Do you notice just how many people limp as they go about their daily business? I can’t grace the term limping as it’s far from graceful, whereas walking should be graceful – at times elegant and effortless.
So it is on a Buster walk that I catch up with a fellow dog walker, limping on the right side. I can’t help myself and enquire into the apparent problem.
The old memories persist despite there being no pain
A hip replacement had been undertaken with resounding success according to the orthopaedic team, ‘So why the limp’ I ask. ‘Well, it's only been three months since the operation’ says my new acquaintance. I explain: ‘That’s just too long and you’re losing valuable recovery time’.
The operation replaced the hip, but does nothing to re-educate the neuromuscular system; the old memories persist despite there being no pain.
Photobiomodulation is proven to be effective in relief from pain
By the end of the walk I’ve explained the benefits of photobiomodulation – the use of red light/near infra-red at the correct dose is proven to be effective for relief from pain and promotion of tissue regeneration (as anyone who has undergone surgery will appreciate). Three weeks on and some five sessions of Photobiomodulation Therapy later the limp has gone and he walks – certainly looking years younger.

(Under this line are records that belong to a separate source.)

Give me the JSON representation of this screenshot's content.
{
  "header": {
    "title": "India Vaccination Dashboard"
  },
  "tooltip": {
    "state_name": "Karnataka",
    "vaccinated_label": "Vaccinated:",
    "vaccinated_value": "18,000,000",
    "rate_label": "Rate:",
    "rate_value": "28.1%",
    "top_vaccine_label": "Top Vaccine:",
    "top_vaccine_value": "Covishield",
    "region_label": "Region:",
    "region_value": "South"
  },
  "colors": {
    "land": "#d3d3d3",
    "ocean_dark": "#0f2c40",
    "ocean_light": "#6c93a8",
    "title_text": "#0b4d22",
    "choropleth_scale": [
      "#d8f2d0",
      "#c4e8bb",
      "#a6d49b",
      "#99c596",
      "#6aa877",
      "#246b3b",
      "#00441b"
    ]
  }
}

No pain for three years but still she limps
Yet again I’m walking along the Thames Path when I notice a woman rolling like a ship at the mercy of the sea some 500 yards ahead of me.
When I catch up I make some observation on her obvious difficulty which she denies: ‘but I don’t have any pain’. ‘Well, how long have you limped like you do?’ I ask. ‘Oh, three years, in fact since the operation to replace both hips.’
I encouraged her in no uncertain terms to contact the surgical team to reassess her for a course of physiotherapy, if nothing else, as she lives abroad.
Don’t forget the follow-up
Thousands of pounds are spent on replacement joint surgery, with great success in that the individual’s pain has gone, but functionally the result underachieves, because there isn’t the follow-up.
Just as a potential driver buys a car but lessons aren’t provided, we all need lessons to develop our skills in movement. Especially walking: for no better reason than the greatest risk to life after the age of 65 is falling over!